By Mike Kuchar
Senior Research Manager
It’s clear why more offensive coordinators are implementing pre-snap shifts and motions this season. Pre-snap movement not only puts a defensive unit on its heels, but also distorts its eye discipline, producing the anxiety needed to slow them down by the time the ball is snapped. But, offensively, the challenge lies in keeping verbiage concise to not confuse players and correlating with what player is moving. We were curious to see how coaches were packaging their movements and concepts into one-word calls. So, to explore how coaches were designing their pre-snap movement verbiage for this coming fall, we reached out to seven offensive coaches- many of them no-huddle advocates- to ask them the following questions:
- What is the signal or verbiage you use for perimeter (receivers and tight ends) motions in your system? Give an example of how is it tied into a play call.
- What is the signal or verbiage your use for perimeter (receiver and tight ends) shifts in your system? Give an example of how is it tied into a play call.
- What is the signal or verbiage your use for backfield motions in your system? Give an example of how is it tied into a play call.
Although their responses are posted anonymously, the contributor list is below:
Contributors (In Alphabetical Order):
- Andrew Coverdale, offensive coordinator, Trinity High School (KY)
- Eric Davis, head football coach, Mankato East High School (MN)
- Dan Ellis, head football coach, Great Valley High School (PA)
- Gabe Fertitta, offensive coordinator, Catholic High School (LA)
- Matt Kerstetter, offensive coordinator, Westfield High School (TX)
- Jeff Russell, offensive coordinator, Wethersfield High School (CT)
- Steve Steele, head football coach, T.F. Riggs High School (SD)
What is the signal or verbiage you use for perimeter (receivers and tight ends) motions in your system? Give an example of how is it tied into a play call.
“We are a no-Huddle Team and most of our motions are verbal. I do not care if the defense knows that motion is coming.

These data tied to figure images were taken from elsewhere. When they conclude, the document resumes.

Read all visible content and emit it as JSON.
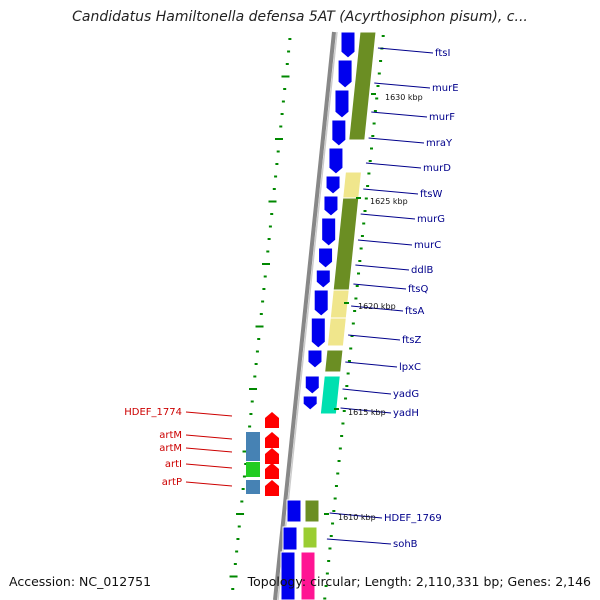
{
  "title": "Candidatus Hamiltonella defensa 5AT (Acyrthosiphon pisum), c...",
  "footer": {
    "accession": "Accession: NC_012751",
    "summary": "Topology: circular; Length: 2,110,331 bp; Genes: 2,146"
  },
  "colors": {
    "forward_gene": "#0000ee",
    "reverse_gene": "#ff0000",
    "steel_blue": "#4682b4",
    "green": "#22cc22",
    "olive": "#6b8e23",
    "pale_yellow": "#f0e68c",
    "teal": "#00e0b0",
    "magenta": "#ff1493",
    "backbone": "#888888",
    "label_blue": "#00008b",
    "label_red": "#cc0000",
    "tick": "#008800"
  },
  "genes_right": [
    {
      "name": "ftsI",
      "strand": "+"
    },
    {
      "name": "murE",
      "strand": "+"
    },
    {
      "name": "murF",
      "strand": "+"
    },
    {
      "name": "mraY",
      "strand": "+"
    },
    {
      "name": "murD",
      "strand": "+"
    },
    {
      "name": "ftsW",
      "strand": "+"
    },
    {
      "name": "murG",
      "strand": "+"
    },
    {
      "name": "murC",
      "strand": "+"
    },
    {
      "name": "ddlB",
      "strand": "+"
    },
    {
      "name": "ftsQ",
      "strand": "+"
    },
    {
      "name": "ftsA",
      "strand": "+"
    },
    {
      "name": "ftsZ",
      "strand": "+"
    },
    {
      "name": "lpxC",
      "strand": "+"
    },
    {
      "name": "yadG",
      "strand": "+"
    },
    {
      "name": "yadH",
      "strand": "+"
    },
    {
      "name": "HDEF_1769",
      "strand": "+"
    },
    {
      "name": "sohB",
      "strand": "+"
    }
  ],
  "genes_left": [
    {
      "name": "HDEF_1774",
      "strand": "-"
    },
    {
      "name": "artM",
      "strand": "-"
    },
    {
      "name": "artM",
      "strand": "-"
    },
    {
      "name": "artI",
      "strand": "-"
    },
    {
      "name": "artP",
      "strand": "-"
    }
  ],
  "kbp_markers": [
    "1630 kbp",
    "1625 kbp",
    "1620 kbp",
    "1615 kbp",
    "1610 kbp"
  ]
}
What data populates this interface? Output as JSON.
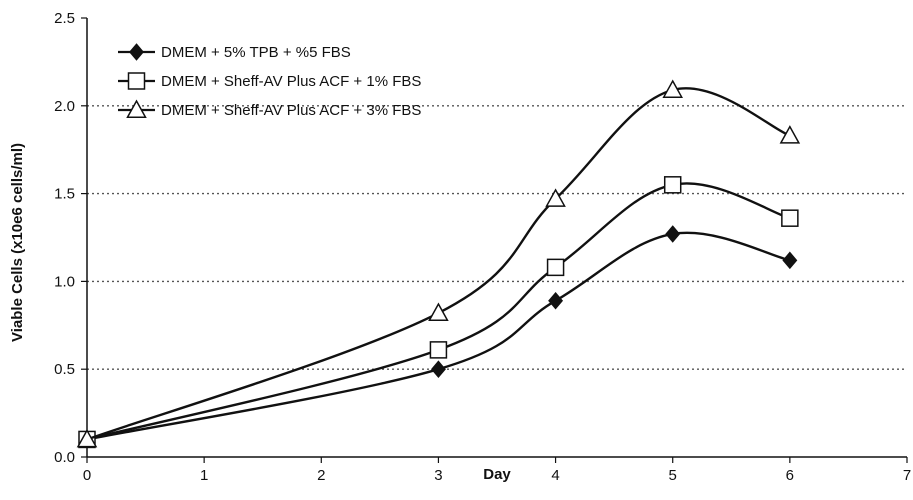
{
  "chart_data": {
    "type": "line",
    "title": "",
    "xlabel": "Day",
    "ylabel": "Viable Cells (x10e6 cells/ml)",
    "xlim": [
      0,
      7
    ],
    "ylim": [
      0,
      2.5
    ],
    "x_ticks": [
      "0",
      "1",
      "2",
      "3",
      "4",
      "5",
      "6",
      "7"
    ],
    "y_ticks": [
      "0.0",
      "0.5",
      "1.0",
      "1.5",
      "2.0",
      "2.5"
    ],
    "grid": "horizontal dotted",
    "legend_position": "top-left",
    "series": [
      {
        "name": "DMEM + 5% TPB + %5 FBS",
        "marker": "filled-diamond",
        "x": [
          0,
          3,
          4,
          5,
          6
        ],
        "y": [
          0.1,
          0.5,
          0.89,
          1.27,
          1.12
        ]
      },
      {
        "name": "DMEM + Sheff-AV Plus ACF + 1% FBS",
        "marker": "open-square",
        "x": [
          0,
          3,
          4,
          5,
          6
        ],
        "y": [
          0.1,
          0.61,
          1.08,
          1.55,
          1.36
        ]
      },
      {
        "name": "DMEM + Sheff-AV Plus ACF + 3% FBS",
        "marker": "open-triangle",
        "x": [
          0,
          3,
          4,
          5,
          6
        ],
        "y": [
          0.1,
          0.82,
          1.47,
          2.09,
          1.83
        ]
      }
    ],
    "colors": {
      "line": "#111111",
      "grid": "#555555",
      "background": "#ffffff"
    }
  }
}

We use what we call ‘In’, ‘Across’, and ‘Orbit’ motion. The positions that can in motion are our Slot Receiver (H), our Tight End (Y), or our Tailback (T).
H: Hip, Hack, Hop
Y: Yin, Yankee, Yo
B: Bing, Bang, Bomb
T: Tick, Tack, Toe
For example, if we wanted to motion our Y across into a 2 x 2 set (Race) and run Power Right into the Boundary, we would call / signal ‘Yankee Race Power Right’. We can motion into or out of formations.”
“For speed sweep motions, we tag a 5 or 6 and the receiver that is coming in speed sweep already knows who he is based on the call. For example, 26 is our power play to the right. 526 is power to the right with a speed sweep underneath as a diversion. 5 means the motion comes from the left to the right. 6 means the motion come from the right to the left. 7 and 8 are used for speed sweeps when we will actually mesh or hand off to the speed sweeper. For instance, 28 is our buck sweep play. If we want to hand it off to a WR on speed sweep, we will call 728. Other motions are just tagged as ‘y move’ ‘x move’ and the WR knows the kind of motion that is required.”